Proust Aims for Closer Social Network

A new social network, called "Proust," aims to pick up where Facebook leave off, creating intimacy between families and friends to share and preserve memories.Barry Diller's New York-based media company IAC launched the free social site, named after the 19th-century French novelist and inspired by the popular Proust Questionnaire. Users document and group their life experiences through chapters, which can be viewed as a localized map or a timeline of milestones.
The site asks more than a thousand questions to help provoke the memories, asking about one's most memorable birthday, first kiss, most beautiful place visited, among others.
"On the social Web today we share trivial stuff, but why not go deeper, especially with people you're closer to?" asks Tom Cortese, Proust's chief executive.
The memory prompts are meant as "a way to actually help you tell your story."
Proust is just the latest in a still-growing crop of social networking sites that seek to differentiate themselves from Facebook.
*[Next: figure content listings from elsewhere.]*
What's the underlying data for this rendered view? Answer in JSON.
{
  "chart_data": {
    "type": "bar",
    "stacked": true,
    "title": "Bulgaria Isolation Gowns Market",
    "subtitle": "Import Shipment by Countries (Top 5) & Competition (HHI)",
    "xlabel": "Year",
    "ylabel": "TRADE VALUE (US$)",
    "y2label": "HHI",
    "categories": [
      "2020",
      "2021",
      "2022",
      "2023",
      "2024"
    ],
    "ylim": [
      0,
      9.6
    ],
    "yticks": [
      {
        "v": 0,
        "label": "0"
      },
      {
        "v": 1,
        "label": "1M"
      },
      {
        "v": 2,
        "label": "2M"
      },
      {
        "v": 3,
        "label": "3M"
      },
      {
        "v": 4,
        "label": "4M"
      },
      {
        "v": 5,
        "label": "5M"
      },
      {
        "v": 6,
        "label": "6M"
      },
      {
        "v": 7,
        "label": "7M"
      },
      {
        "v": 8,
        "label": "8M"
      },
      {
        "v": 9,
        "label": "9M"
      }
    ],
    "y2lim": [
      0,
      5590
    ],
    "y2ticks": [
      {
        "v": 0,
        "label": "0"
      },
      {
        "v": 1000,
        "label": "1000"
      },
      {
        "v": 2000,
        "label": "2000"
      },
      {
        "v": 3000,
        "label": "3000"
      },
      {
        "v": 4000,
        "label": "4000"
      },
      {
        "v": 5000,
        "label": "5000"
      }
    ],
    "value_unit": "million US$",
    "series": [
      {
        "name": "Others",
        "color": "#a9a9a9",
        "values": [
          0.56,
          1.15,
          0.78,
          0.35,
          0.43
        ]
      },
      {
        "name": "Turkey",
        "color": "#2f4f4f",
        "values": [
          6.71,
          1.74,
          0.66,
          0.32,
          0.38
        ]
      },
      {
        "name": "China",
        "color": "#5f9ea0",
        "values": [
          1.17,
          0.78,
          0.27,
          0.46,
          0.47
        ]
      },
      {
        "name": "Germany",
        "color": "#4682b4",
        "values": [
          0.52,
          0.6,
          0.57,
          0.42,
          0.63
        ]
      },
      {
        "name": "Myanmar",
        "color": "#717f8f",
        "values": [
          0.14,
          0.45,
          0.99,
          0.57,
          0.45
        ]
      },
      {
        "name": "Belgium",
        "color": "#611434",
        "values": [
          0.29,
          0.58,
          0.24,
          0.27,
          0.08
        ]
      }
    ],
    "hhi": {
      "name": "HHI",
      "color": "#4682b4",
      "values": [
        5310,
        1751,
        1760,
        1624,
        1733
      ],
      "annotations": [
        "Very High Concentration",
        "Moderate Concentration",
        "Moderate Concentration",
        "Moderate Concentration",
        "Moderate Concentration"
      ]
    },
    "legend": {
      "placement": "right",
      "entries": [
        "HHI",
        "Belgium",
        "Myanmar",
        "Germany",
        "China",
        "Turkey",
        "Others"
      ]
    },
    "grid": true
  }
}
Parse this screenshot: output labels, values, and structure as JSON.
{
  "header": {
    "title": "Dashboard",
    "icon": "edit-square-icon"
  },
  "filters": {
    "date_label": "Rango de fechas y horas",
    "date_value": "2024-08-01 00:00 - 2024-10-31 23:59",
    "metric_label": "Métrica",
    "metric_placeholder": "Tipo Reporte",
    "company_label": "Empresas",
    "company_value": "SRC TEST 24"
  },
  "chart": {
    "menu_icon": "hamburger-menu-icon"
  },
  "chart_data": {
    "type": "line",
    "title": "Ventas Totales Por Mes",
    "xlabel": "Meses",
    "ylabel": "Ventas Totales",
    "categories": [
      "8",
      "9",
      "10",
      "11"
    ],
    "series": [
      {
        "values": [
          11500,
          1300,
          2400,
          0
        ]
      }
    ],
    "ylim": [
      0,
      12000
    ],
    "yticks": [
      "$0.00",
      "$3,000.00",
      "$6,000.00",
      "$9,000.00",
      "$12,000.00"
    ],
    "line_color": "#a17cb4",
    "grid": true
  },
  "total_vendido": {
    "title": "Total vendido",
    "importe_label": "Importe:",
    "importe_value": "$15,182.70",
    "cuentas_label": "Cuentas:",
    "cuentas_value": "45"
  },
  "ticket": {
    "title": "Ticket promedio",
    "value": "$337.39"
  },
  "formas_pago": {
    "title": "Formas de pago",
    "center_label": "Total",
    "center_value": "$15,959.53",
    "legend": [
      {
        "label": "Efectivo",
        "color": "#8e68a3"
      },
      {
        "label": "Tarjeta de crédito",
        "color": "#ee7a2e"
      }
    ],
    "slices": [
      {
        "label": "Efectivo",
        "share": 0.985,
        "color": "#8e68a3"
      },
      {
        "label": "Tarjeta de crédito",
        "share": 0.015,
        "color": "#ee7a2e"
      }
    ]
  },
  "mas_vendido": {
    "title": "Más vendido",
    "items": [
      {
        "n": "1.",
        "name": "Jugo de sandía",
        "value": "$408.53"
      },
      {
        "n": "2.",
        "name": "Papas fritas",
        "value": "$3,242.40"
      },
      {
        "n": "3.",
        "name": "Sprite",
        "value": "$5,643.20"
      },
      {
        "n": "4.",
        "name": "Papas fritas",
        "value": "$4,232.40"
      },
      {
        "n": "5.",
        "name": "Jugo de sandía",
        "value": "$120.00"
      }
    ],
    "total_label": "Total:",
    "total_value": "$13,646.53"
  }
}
Color, a proximity-based network that launched a few months ago, connects users automatically to others, even strangers, nearby, allowing participants at a birthday party, for example, to instantly share photos.
The rise of social media has helped connect new or long-lost friends in ways previously unimaginable, and helped people sustain their connections, even after moving on from college or a job. But competing sites mean overlapping and redundant information, not to mention extra time updating one's online identities.
Proust aims to go beyond ephemera, however. The site plans to provide users the option of buying an e-book or physical copy of their own digital scrapbook. In fact, because it currently operates free and without advertising, that's a key part of how Proust intends to make money.